Cet état d’esprit est ce que signale, en particulier, Montaugnac : 

 

«  En France écrit-il, on voit la colonie florissante, des établissements s’élevant de toute part  des bulletins mensongers, rédigés par des intrigants,  reproduits avec amplification dans les journaux emphatiques,  vous font un tableau admirable de cette colonie en friche : les colons y abondent,  des terrains immenses sont en plein rapport..  Les  superbes projets des autorités font présager pour l'avenir les plus brillants résultats. En attendant, conclut-il, rien de tout cela,  rien, pas un seul colon. »

 

C’est dans la  perspective de l’application de l’ordonnance  de 1838 que le gouvernement demanda à Clauzel de faire dresser un état des terres disponibles et de rechercher des emplacements pour créer des villages. Il  fut prévu, à cette fin, de lotir six grands haouch domaniaux ; ce projet ne fut cependant pas réalisé à cause de l’insécurité due aux incursions continuelles des Hadjoutes, un ensemble de tribus luttant sans relâche depuis 1830 contre la présence française et réduisant celle-ci à quelques points isolés autour des camps de la Mitidja.

 

Cet assouplissement fut  critiqué par le gouvernement d’Alger qui argua que les candidats au départ seraient certes qualifiés mais, venant des villes, ils ne seraient pas adaptés au marché du travail de la colonie. 

 

Pour pallier à cette critique justifiée, le maréchal Soult, président du conseil et ministre de la guerre élabora en 1839/40 une synthèse cohérente de la politique d’émigration permettant de dépasser les antagonismes entre Paris et Alger : 

     . Le nombre de passages pris en charge par l’Etat sera fixé par rapport aux besoins du marché de l’emploi en Algérie.

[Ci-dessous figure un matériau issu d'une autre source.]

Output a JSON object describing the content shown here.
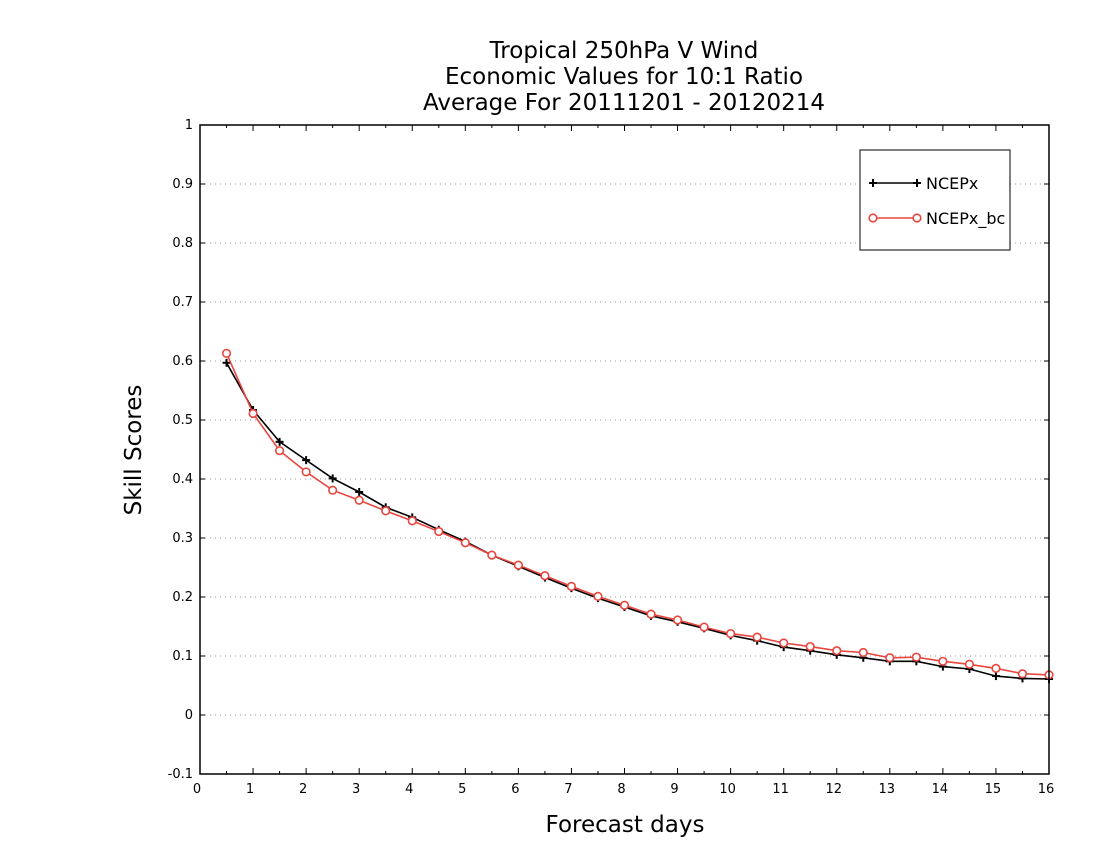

     . Les sous-préfets et les maires pourront refuser des passeports à ceux qui n’auront pas obtenu du ministère un passage gratuit.

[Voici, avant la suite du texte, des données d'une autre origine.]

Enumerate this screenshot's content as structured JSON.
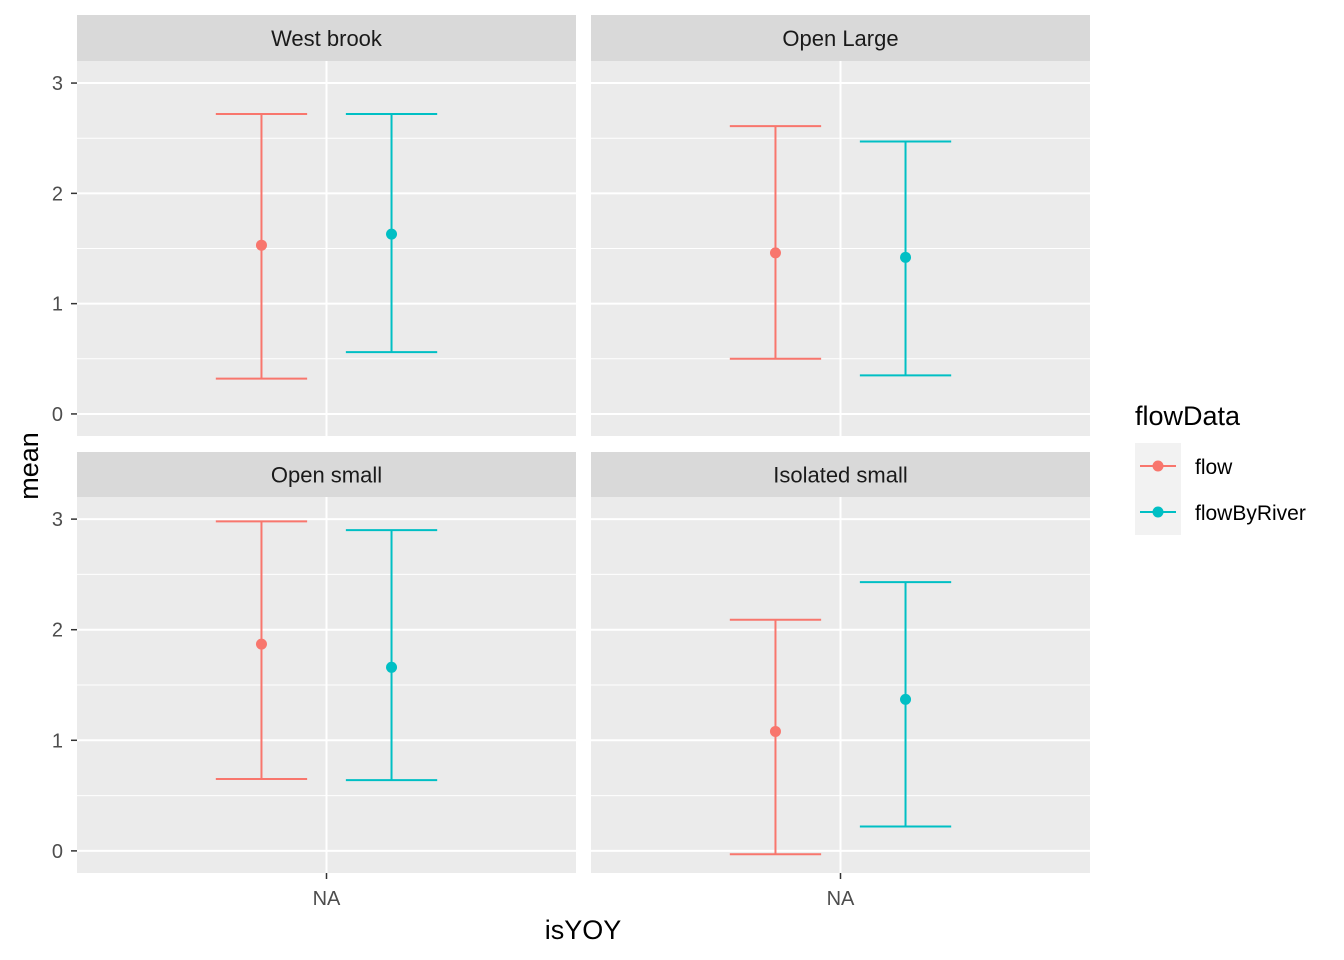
{
  "chart_data": {
    "type": "errorbar",
    "xlabel": "isYOY",
    "ylabel": "mean",
    "x_category": "NA",
    "ylim": [
      -0.2,
      3.2
    ],
    "y_ticks": [
      0,
      1,
      2,
      3
    ],
    "y_tick_labels": [
      "0",
      "1",
      "2",
      "3"
    ],
    "grid": true,
    "legend": {
      "title": "flowData",
      "position": "right",
      "entries": [
        {
          "name": "flow",
          "color": "#F8766D"
        },
        {
          "name": "flowByRiver",
          "color": "#00BFC4"
        }
      ]
    },
    "panels": [
      {
        "title": "West brook",
        "series": [
          {
            "name": "flow",
            "mean": 1.53,
            "lower": 0.32,
            "upper": 2.72
          },
          {
            "name": "flowByRiver",
            "mean": 1.63,
            "lower": 0.56,
            "upper": 2.72
          }
        ]
      },
      {
        "title": "Open Large",
        "series": [
          {
            "name": "flow",
            "mean": 1.46,
            "lower": 0.5,
            "upper": 2.61
          },
          {
            "name": "flowByRiver",
            "mean": 1.42,
            "lower": 0.35,
            "upper": 2.47
          }
        ]
      },
      {
        "title": "Open small",
        "series": [
          {
            "name": "flow",
            "mean": 1.87,
            "lower": 0.65,
            "upper": 2.98
          },
          {
            "name": "flowByRiver",
            "mean": 1.66,
            "lower": 0.64,
            "upper": 2.9
          }
        ]
      },
      {
        "title": "Isolated small",
        "series": [
          {
            "name": "flow",
            "mean": 1.08,
            "lower": -0.03,
            "upper": 2.09
          },
          {
            "name": "flowByRiver",
            "mean": 1.37,
            "lower": 0.22,
            "upper": 2.43
          }
        ]
      }
    ]
  }
}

     . Les familles reconnus capables de se livrer à la culture et disposant de ressources pour tenir jusqu’à leur première récolte, pourront obtenir des concessions, au maximum de douze hectares. 

 

Ainsi se définit le portrait de l’émigrant idéal : bonne santé, bonne moralité,  apte à s’insérer dans la nouvelle colonie. 20.000 passages gratuits seront délivrés entre 1841 et 1845, la plus grande partie de ces migrants provient du milieu urbain, 19% seulement  sont issus du monde rural.